Joao Zacaria reste hanté par les journées passées encerclé par les eaux à Buzi, l’une des villes les plus dévastées.

« Je suis monté sur un arbre. J’y suis resté quelques heures et puis je suis allé sur le toit d’une usine », se rappelle-t-il.

« Il y a tellement de morts qu’on ne peut pas les compter », prévient-il. « Un homme possédait 40 vaches et il les a toutes perdues. 40 ! Vous imaginez. »

Avec une centaine d’autres sinistrés évacués, Joao Zacaria vient d’arriver à Beira à bord d’un bateau affrété par Cornelder, l’entreprise qui gère le port.

Il compte faire le plein de nourriture avant de retourner à Buzi et retrouver sa famille restée sur le toit de l’usine de sucre de canne.

Dans la ville, d’autres sinistrés dorment toujours sur un container, sur les gradins d’un stade de basket-ball ou sur une scène en plein air, a constaté un photographe de l’AFP.


– Du ‘Jamais vu’ –

Sur un toit en tôle, Manduana Manaque, 70 ans, essaie, tant bien que mal, de se protéger de la pluie avec une bâche verte. A côté d’elle, quelques maigres biens qu’elle a pu sauver: une chaise et un petit meuble en bois détrempés, des gamelles et un appareil hifi.

« Je n’ai jamais vu un truc pareil.
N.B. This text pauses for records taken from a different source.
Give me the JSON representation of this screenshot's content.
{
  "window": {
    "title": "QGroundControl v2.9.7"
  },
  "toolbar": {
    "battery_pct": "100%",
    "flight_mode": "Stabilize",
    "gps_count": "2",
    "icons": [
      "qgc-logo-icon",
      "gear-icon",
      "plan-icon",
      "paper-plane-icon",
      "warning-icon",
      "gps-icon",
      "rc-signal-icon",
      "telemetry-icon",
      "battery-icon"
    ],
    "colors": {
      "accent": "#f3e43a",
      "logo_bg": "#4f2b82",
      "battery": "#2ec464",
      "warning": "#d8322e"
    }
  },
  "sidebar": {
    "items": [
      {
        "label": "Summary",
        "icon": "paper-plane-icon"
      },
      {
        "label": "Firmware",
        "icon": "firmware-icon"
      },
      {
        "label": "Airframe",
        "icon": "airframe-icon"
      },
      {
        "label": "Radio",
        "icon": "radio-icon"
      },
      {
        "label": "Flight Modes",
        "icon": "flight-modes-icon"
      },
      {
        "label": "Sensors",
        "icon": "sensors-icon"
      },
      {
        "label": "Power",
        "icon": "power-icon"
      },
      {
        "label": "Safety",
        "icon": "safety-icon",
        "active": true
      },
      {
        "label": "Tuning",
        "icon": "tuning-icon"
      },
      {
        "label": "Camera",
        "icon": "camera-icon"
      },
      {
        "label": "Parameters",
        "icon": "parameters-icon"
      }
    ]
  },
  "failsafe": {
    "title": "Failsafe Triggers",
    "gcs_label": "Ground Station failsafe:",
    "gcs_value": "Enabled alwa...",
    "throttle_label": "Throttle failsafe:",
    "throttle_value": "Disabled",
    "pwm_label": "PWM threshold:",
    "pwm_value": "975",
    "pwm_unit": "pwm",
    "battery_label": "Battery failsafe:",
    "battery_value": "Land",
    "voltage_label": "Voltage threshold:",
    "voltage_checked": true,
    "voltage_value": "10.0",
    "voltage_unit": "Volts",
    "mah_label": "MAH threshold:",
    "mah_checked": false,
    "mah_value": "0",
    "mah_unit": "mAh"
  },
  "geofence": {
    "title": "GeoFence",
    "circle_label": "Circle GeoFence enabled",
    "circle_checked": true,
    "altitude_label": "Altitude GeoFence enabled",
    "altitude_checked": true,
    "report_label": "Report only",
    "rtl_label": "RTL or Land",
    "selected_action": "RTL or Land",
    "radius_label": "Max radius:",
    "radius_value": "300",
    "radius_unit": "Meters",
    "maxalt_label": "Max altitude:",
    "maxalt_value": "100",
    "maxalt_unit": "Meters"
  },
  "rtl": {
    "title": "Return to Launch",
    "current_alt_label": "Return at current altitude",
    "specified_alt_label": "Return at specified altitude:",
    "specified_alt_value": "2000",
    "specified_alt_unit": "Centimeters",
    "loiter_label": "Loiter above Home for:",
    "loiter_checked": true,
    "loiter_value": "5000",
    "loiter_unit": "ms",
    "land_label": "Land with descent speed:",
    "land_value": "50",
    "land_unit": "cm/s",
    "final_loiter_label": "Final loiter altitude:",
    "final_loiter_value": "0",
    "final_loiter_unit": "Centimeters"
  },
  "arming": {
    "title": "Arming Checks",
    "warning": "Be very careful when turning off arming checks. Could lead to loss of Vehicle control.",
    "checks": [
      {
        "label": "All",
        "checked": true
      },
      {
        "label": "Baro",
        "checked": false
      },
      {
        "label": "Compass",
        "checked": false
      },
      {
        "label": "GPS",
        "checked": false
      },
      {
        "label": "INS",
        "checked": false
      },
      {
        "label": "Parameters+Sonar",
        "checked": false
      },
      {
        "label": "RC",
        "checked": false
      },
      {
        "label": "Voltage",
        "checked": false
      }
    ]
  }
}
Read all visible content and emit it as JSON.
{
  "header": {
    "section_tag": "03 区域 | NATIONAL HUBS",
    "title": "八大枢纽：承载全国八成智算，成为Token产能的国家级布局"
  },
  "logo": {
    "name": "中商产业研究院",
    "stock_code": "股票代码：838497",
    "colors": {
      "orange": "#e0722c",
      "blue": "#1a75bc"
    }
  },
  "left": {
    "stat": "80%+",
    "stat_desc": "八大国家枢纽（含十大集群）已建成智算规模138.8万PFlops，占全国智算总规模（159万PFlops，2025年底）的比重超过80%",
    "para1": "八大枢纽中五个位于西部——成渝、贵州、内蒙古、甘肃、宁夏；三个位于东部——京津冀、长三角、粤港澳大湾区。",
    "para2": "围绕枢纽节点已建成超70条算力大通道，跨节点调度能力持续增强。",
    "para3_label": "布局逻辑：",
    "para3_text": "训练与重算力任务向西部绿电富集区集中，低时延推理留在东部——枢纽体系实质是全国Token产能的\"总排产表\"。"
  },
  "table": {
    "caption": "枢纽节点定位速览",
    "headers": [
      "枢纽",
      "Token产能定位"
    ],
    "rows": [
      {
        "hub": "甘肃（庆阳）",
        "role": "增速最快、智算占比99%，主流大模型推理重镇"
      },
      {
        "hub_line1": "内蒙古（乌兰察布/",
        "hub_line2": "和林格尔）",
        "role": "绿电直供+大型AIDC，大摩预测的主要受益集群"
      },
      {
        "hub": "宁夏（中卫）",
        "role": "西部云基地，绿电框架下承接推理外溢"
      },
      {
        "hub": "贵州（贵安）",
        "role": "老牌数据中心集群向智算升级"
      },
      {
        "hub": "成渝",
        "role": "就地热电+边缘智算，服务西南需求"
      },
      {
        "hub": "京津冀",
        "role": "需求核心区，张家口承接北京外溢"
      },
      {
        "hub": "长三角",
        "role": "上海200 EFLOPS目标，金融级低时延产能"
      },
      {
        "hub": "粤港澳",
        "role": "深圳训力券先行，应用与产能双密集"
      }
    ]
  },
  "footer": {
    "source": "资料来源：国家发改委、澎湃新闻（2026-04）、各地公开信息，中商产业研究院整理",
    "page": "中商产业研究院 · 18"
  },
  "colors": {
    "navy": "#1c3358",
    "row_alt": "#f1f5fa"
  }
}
Même les anciens n’ont pas vécu quelque chose de cette ampleur. En 2000, il y a eu des inondations, mais l’eau arrivait jusqu’aux épaules (…). Là, l’eau a tout recouvert », explique Joao Zacaria, épuisé.

En 2000, des inondations sans précédent depuis un demi-siècle au Mozambique avaient fait 800 morts.

A Buzi, comme dans le reste du pays, la décrue a désormais commencé, révélant l’étendue des dégâts.

Rosa Tomas, son fils d’un an sur les hanches, inspecte sa maison dont le toit n’a pas résisté à la force des vents.

Le sol est boueux. La porte a disparu. Les murs anciennement blancs sont marron sur une hauteur de deux mètres, témoignant de la violence des inondations.

Un adolescent fait sécher le bien le plus précieux qu’il a pu sauver des eaux, des photos de famille.

Des femmes lavent dans l’eau boueuse des vêtements avant de les étendre sur des fils électriques et des branches de bananiers qui ont rompu.

Une autre, l’eau à mi-genoux, tente de soulever une tôle pour reconstruire sa maison.

Manuel Machacawa Maezane, 76 ans, a, lui, préféré fuir. A l’arrivée du bateau de pêche sur une plage de Beira, il ressemble à un enfant. Il éclate en sanglots en tombant dans les bras de son fils retrouvé, qui lui tend un spray de Ventoline. Il peut enfin respirer.